Yann Gourdon

YANN GOURDON - sans titre (Drone Sweet Drone, 2014)
[la reproduction de la pochette est une des pochettes possibles, puisque drone sweet drone a publié six visuels différents de ce disque - les six collés les uns aux autres n'en formant qu'un seul]

Mise à part une micro-édition en cassette, je ne crois pas que Yann Gourdon ait encore publié de disque solo à ce jour. Il était donc temps de remédier à cette tare, car c'est certainement la partie la plus intéressante de son travail. On le retrouve sur cet album, sans titre comme souvent, à la vielle à roue, sans amplification j'ai l'impression, à moins qu'il n'utilise qu'une discrète pédale de delay et un ampli. La description n'est pas compliquée, puisqu'il s'agit bien évidemment d'un long bourdon de vielle, un bourdon massif et microtonal qui fait inévitablement penser à Phill Niblock. 

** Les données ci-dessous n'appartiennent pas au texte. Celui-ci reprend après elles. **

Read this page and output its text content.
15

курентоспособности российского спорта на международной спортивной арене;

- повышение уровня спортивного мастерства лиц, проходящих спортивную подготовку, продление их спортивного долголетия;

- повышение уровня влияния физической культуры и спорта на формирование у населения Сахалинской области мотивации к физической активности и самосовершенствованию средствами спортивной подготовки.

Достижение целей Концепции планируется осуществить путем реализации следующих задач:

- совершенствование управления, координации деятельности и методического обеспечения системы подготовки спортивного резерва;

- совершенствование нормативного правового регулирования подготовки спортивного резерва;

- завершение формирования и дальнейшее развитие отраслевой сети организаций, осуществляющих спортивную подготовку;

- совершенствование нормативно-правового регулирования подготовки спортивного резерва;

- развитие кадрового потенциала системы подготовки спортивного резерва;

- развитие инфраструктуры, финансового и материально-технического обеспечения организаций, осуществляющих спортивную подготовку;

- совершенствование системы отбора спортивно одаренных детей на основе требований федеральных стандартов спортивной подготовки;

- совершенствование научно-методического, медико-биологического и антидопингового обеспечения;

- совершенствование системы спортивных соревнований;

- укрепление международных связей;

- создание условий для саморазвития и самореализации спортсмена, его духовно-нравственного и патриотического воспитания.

Yann Gourdon saute sur l'occasion de la roue pour jouer une musique tout en continuité et en linéarité, de manière très progressive et minimale. Au début, on a l'impression d'un bourdon statique, immuable, mais petit à petit, la progression ne s'entend pas réellement tout en se faisant ressentir. Et c'est ce qui fait la puissance et la finesse de Yann Gourdon à mon avis : d'osciller entre le mouvement continu et perpétuel et le bloc massif et immuable. On croit être toujours à la même place, mais très finement, très simplement, très lentement, Yann Gourdon dérive. La couleur ne change pas, c'est comme si seul le contraste était légèrement modifié. Et c'est ça la magie de ce drone. Aux oreilles, une impression de percevoir le drone comme figé et statique, mais de manière plus organique et viscérale, un sentiment de voyage et de mouvement perpétuel nous prend sans que l'on s'en rende compte. On croit être sur place, mais on dérive, lentement, progressivement, vers une contrée similaire mais pas tout à fait, en ayant l'impression d'être resté au même endroit. 

Yann Gourdon a trouvé la recette pour équilibrer les notions de mouvement et de repos. Ses drones/bourdons parviennent à emmener l'auditeur où seul le vielliste le sait, sans que le premier ne s'en rende compte. Voyage minimal à l'insu de l'auditeur, comme si on était déposé au mauvais endroit lors d'un voyage ensommeillé. 
Et pour une fois, l'enregistrement est vraiment bien, toute la richesse harmonique de la vielle est présente, ainsi que les micro-perturbations circulaires de la roue. Conseillé.